I have finally settled into a routine for teaching. Every other Friday I go to my classroom and prepare my students two weeks worth of schoolwork. I set out the packets for each student on their desks and a well prepared schedule/agenda to go with it. Every Tuesday I Zoom (is that a verb now?) with my First Graders and we have an hour long writing class. Fridays I Zoom with all my students for story time, to keep in touch with everyone and give them a chance to connect with their friends. This is the ideal goal....
However,
I have a student who I haven't heard hyde nor hair of since the beginning of the apocalypse and his work sits on his desk just waiting by its lonesome to get picked up. My first Zoom class was basically trying to figure out the ins and outs of leading a class that way and my second one was me reading a story while half of my students (and their siblings 😊) giggled while making faces at each other. I cracked up a little myself as the whole thing was just so surreal. I tried to channel my six year old self from the early 1980's envisioning story time with my teacher on a live computer screen. If someone told me then, that that is how school would be in the year 2020, I would have thought it was just an unlikely scene from Back to the Future.
Next time I am going to tell the kids to bring their drinks, call it "Capri Sun Hour" tell everyone "Cheers!" as I hold up my own:
https://www.facebook.com/pg/The-Brass-Lantern-115804898448954/about/?ref=page_internal |
On the home front schooling is like me asking my kids if they've brushed their teeth: they say yes, I say smile, they do, I say BS go brush them!! Where did I go wrong?! Can I rent an Asian mom who can "motivate" my kids to be self-starting A+ earning, musical instrument playing students for another month? (sorry for the stereotyping, but seriously!!)

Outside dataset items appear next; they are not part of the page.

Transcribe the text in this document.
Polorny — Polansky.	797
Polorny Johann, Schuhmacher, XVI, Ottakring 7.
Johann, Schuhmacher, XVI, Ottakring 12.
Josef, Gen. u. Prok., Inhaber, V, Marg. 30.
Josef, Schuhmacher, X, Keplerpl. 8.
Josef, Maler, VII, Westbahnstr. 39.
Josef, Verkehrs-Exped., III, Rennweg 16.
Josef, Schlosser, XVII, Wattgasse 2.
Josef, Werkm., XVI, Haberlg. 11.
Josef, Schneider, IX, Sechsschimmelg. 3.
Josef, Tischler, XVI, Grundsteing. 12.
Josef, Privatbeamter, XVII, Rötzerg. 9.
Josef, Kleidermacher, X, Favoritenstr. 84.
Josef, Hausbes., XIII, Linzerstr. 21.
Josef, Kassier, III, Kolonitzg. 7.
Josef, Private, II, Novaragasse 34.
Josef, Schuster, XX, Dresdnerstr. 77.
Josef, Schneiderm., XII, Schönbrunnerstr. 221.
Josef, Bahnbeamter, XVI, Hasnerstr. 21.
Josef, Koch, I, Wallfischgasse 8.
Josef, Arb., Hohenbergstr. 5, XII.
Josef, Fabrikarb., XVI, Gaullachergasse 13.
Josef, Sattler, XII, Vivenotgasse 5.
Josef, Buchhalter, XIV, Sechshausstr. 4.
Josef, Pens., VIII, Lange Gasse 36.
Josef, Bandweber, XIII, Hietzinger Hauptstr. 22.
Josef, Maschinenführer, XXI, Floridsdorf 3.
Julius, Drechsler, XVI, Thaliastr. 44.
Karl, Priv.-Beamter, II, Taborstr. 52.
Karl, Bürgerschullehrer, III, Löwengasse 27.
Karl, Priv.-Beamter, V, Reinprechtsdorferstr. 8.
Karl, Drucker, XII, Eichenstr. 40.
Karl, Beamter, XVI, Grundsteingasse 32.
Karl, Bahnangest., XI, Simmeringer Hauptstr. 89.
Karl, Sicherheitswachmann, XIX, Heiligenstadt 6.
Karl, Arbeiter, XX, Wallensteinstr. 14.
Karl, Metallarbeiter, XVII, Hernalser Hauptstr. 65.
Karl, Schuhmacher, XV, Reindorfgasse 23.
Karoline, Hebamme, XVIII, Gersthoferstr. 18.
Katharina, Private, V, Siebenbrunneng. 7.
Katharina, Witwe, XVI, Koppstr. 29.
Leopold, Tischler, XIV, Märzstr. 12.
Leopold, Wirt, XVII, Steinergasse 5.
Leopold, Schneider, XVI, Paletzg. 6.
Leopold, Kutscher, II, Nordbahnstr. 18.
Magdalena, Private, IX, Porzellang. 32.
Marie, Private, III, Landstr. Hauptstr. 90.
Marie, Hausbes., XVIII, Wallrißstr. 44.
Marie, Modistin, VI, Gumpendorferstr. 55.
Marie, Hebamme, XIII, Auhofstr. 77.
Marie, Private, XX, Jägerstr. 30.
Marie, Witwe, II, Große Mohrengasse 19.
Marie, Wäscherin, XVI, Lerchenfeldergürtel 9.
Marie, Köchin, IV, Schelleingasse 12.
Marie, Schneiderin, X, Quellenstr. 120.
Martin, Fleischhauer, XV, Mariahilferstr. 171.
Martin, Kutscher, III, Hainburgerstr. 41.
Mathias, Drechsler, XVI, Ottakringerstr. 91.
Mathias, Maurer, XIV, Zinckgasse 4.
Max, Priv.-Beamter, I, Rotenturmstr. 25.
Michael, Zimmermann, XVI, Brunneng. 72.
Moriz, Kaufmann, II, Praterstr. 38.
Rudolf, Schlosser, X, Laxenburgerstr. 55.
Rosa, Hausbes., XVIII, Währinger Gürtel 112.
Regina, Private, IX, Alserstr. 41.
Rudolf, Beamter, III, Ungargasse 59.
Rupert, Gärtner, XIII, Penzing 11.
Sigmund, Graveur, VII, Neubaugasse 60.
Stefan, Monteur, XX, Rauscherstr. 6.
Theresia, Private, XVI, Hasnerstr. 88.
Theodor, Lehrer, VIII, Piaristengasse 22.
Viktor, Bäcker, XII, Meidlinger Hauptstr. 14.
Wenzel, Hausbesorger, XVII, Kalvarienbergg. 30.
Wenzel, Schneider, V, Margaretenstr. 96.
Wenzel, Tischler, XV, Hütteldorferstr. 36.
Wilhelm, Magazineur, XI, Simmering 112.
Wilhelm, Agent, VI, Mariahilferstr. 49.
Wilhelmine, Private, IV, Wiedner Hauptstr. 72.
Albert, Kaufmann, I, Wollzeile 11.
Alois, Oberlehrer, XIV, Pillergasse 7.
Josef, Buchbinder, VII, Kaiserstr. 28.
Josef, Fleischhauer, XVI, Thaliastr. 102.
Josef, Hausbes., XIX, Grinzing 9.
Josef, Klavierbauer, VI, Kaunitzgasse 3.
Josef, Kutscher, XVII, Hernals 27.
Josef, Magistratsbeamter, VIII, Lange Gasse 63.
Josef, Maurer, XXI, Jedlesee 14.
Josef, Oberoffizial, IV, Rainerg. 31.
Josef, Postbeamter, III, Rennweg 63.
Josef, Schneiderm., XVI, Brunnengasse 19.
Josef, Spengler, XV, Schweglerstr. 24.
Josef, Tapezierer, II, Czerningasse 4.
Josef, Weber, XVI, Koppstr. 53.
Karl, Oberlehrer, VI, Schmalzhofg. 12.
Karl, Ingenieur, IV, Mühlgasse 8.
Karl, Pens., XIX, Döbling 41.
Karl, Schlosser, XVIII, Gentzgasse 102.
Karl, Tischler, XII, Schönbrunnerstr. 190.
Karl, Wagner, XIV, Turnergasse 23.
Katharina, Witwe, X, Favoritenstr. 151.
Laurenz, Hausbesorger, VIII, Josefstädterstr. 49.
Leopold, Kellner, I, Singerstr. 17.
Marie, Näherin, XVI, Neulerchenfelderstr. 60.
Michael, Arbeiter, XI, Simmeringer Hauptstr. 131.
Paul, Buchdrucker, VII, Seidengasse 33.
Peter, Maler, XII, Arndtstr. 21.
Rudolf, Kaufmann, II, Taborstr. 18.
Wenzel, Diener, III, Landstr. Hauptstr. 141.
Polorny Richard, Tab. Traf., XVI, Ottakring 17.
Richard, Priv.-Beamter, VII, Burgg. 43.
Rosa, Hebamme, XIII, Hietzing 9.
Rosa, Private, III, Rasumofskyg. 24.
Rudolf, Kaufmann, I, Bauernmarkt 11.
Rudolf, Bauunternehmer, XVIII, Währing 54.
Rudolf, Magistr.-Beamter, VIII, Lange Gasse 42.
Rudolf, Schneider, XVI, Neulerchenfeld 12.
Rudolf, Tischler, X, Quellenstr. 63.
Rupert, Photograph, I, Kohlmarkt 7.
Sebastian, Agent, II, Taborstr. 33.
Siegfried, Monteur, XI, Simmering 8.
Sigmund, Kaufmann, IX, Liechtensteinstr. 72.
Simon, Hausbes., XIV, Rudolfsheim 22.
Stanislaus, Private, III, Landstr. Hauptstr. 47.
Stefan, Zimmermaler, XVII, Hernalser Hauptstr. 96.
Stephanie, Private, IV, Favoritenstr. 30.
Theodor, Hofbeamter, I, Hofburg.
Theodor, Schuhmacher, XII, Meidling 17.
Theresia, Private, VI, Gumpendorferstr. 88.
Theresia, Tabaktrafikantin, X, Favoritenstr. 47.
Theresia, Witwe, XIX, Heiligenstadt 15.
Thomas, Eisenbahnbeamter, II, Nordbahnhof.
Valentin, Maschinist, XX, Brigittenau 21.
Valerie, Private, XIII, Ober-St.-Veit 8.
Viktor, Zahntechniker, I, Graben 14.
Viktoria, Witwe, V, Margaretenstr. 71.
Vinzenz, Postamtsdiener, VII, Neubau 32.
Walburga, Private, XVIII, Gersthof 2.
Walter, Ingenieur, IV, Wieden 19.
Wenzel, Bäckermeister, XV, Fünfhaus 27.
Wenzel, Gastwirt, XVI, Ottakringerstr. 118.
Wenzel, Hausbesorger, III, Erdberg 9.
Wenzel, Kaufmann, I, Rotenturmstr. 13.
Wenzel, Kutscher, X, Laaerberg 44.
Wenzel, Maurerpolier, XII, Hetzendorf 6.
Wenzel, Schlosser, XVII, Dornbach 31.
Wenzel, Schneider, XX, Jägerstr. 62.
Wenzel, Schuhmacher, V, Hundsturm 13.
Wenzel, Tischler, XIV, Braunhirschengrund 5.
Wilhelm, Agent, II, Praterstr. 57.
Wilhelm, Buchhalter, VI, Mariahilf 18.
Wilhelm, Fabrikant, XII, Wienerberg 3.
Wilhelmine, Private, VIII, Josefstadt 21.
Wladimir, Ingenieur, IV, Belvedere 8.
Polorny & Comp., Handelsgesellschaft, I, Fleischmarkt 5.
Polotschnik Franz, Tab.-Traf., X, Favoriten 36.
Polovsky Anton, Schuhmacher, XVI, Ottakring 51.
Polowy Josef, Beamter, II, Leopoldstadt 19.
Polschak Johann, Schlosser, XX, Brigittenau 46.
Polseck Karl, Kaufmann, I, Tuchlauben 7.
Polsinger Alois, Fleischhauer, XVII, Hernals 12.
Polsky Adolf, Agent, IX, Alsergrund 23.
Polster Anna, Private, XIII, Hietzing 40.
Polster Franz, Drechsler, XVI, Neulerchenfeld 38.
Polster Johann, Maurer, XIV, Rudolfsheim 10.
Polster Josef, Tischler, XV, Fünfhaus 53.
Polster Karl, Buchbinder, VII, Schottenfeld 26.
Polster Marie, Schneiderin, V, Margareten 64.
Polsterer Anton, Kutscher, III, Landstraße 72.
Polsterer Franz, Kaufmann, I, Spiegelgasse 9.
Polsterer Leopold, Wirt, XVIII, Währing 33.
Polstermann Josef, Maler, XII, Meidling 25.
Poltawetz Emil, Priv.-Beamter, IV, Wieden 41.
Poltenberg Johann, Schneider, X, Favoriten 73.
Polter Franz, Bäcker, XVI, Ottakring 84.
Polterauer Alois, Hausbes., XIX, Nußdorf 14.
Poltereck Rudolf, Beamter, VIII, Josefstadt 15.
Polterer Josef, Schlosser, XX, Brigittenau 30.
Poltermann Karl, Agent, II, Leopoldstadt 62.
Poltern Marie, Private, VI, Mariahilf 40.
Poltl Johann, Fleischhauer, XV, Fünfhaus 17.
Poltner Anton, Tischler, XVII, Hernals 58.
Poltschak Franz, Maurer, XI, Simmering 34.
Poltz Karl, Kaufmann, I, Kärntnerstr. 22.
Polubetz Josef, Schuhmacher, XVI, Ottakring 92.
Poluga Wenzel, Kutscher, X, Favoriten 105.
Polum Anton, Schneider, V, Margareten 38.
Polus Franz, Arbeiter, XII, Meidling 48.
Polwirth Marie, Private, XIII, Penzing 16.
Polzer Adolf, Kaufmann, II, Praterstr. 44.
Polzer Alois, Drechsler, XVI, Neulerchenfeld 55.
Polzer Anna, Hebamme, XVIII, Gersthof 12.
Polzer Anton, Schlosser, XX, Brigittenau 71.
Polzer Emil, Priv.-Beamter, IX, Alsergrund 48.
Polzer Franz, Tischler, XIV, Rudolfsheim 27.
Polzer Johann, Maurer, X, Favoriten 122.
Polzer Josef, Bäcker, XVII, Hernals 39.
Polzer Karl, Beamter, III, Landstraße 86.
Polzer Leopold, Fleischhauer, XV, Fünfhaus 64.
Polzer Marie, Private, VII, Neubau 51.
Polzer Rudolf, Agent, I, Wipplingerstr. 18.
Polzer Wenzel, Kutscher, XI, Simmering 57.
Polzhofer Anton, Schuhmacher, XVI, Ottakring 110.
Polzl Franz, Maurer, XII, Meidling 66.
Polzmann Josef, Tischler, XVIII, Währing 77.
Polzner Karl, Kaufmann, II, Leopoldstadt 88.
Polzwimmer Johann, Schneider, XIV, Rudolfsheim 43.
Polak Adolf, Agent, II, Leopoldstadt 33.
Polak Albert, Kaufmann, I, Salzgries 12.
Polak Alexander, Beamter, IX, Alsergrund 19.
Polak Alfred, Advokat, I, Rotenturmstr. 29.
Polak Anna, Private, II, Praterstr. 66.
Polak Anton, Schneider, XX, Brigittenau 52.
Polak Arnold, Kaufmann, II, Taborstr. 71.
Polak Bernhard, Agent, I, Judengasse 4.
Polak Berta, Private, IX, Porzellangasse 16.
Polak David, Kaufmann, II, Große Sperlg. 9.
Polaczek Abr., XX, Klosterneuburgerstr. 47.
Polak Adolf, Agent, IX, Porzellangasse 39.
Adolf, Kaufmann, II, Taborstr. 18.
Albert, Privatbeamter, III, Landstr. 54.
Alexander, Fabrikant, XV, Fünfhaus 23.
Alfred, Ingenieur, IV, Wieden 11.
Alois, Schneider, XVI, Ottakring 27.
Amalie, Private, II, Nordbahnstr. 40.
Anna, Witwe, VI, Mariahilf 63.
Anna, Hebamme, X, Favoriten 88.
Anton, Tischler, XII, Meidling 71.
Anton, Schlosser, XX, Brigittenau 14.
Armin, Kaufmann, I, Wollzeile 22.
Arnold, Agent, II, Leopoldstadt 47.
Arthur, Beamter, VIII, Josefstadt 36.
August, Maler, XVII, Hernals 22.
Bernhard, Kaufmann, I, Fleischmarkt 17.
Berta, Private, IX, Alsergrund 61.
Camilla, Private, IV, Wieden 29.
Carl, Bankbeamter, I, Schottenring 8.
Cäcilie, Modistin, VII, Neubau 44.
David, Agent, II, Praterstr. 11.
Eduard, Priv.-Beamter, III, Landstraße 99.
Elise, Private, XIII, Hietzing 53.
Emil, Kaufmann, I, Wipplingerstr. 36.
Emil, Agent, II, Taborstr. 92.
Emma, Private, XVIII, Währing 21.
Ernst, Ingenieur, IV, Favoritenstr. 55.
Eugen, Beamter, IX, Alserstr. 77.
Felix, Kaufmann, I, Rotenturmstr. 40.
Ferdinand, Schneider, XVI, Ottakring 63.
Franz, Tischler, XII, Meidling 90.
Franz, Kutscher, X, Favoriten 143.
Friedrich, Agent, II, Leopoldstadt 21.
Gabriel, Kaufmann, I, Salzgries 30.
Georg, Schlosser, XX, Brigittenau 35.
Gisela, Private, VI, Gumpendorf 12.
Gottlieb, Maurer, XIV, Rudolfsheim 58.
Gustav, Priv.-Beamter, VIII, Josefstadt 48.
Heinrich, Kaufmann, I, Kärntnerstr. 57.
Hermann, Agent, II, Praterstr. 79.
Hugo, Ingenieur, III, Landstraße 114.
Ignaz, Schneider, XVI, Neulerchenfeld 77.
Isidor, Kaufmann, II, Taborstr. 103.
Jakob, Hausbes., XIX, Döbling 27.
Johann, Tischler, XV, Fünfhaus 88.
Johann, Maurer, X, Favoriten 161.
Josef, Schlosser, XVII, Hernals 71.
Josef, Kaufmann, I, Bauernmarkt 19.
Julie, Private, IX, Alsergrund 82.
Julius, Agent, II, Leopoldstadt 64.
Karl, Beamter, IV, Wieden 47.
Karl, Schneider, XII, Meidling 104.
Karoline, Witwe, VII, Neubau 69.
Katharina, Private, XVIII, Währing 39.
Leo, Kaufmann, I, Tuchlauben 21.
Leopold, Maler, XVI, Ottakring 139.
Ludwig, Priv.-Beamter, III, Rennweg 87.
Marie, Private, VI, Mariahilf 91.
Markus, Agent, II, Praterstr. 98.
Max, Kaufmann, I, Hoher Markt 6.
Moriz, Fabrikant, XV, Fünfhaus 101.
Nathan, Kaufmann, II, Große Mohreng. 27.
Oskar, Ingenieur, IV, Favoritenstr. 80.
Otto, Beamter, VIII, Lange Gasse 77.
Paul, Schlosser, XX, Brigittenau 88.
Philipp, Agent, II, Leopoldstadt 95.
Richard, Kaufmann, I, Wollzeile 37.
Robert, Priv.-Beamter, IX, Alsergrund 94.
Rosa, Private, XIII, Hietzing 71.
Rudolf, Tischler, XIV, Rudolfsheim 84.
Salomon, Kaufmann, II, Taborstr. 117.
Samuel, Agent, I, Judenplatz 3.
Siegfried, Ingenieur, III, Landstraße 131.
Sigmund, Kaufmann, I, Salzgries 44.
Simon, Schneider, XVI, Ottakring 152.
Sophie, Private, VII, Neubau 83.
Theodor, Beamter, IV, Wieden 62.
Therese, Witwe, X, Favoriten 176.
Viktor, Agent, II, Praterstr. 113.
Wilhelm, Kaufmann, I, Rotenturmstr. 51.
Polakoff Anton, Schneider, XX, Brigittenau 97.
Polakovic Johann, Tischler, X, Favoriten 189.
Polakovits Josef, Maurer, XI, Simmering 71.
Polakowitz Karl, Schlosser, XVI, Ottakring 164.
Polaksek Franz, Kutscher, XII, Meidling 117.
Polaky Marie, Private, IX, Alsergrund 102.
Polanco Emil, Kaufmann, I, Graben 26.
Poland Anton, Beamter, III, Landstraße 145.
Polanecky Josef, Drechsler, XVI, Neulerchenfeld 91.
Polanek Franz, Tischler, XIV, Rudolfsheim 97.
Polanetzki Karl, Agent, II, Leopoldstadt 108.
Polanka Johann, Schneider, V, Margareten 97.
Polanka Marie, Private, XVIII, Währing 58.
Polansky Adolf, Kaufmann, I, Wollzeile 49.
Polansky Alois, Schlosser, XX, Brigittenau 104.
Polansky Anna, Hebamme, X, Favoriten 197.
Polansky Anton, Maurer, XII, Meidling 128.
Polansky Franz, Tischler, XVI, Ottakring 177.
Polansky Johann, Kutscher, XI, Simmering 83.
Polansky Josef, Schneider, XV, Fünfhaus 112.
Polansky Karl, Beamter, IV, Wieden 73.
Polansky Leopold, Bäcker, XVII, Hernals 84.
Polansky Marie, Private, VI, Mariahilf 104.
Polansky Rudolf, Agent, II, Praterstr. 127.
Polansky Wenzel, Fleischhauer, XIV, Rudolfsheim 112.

I did, however, educate them on the importance of knowing their rights and how to make their voices heard when they feel their freedoms being trampled upon:
Washington State Capitol 4/19/20 |
...And then I educated them on how to handle backlash from people who think differently than they.
Late night dinner and break from moving. |
Thursday evening at 7:30 pm, the boys got the notion to switch bedrooms with the girls. They were convinced it was a good idea and that it had to be done right THEN. I sat back and said, "Ok, if you don't want to wait until tomorrow, you are going to do it all by yourselves then because I'm tired!" So they began....
At 1:30 AM I tightened the last bolt on the fourth bed that had to be taken apart and put back together.
To their credit, they did most of it. I just had to lend a hand to speed things up so I could get to sleep.
With many of Sam's Senior year's momentous events cancelled his stepmom has decided to throw a "Prom" at their house. So Sam was intent on doing a "Promposal". I guess the invite is as important as the prom itself these days (maybe it always was?). That boy ordered some candles and light up balloons on Amazon and made a trip to Walmart for sign making materials and got to work! He devised a plan and worked it all out with his girlfriend's mom. I drove him to the dock down the road from her house, helped him decorate and waited for nightfall. It was pretty adorable.
I'm thinking his marriage proposal is going to be one heck of an event! |
She said "Yes!" |
The week ended with dinner and game night with the girls and a good friend. This week began today with going to a Mass offered privately by our priest. I can say I am truly blessed. Writing about a week that seemed monotonous and lazy makes me recognize that it was actually full of grand moments, moments that I might not have treasured if we were still living the 'old normal'. I still long for normalcy but vow not to let the day-to-day blur my vision and make me blind to the small but grand moments that make up life.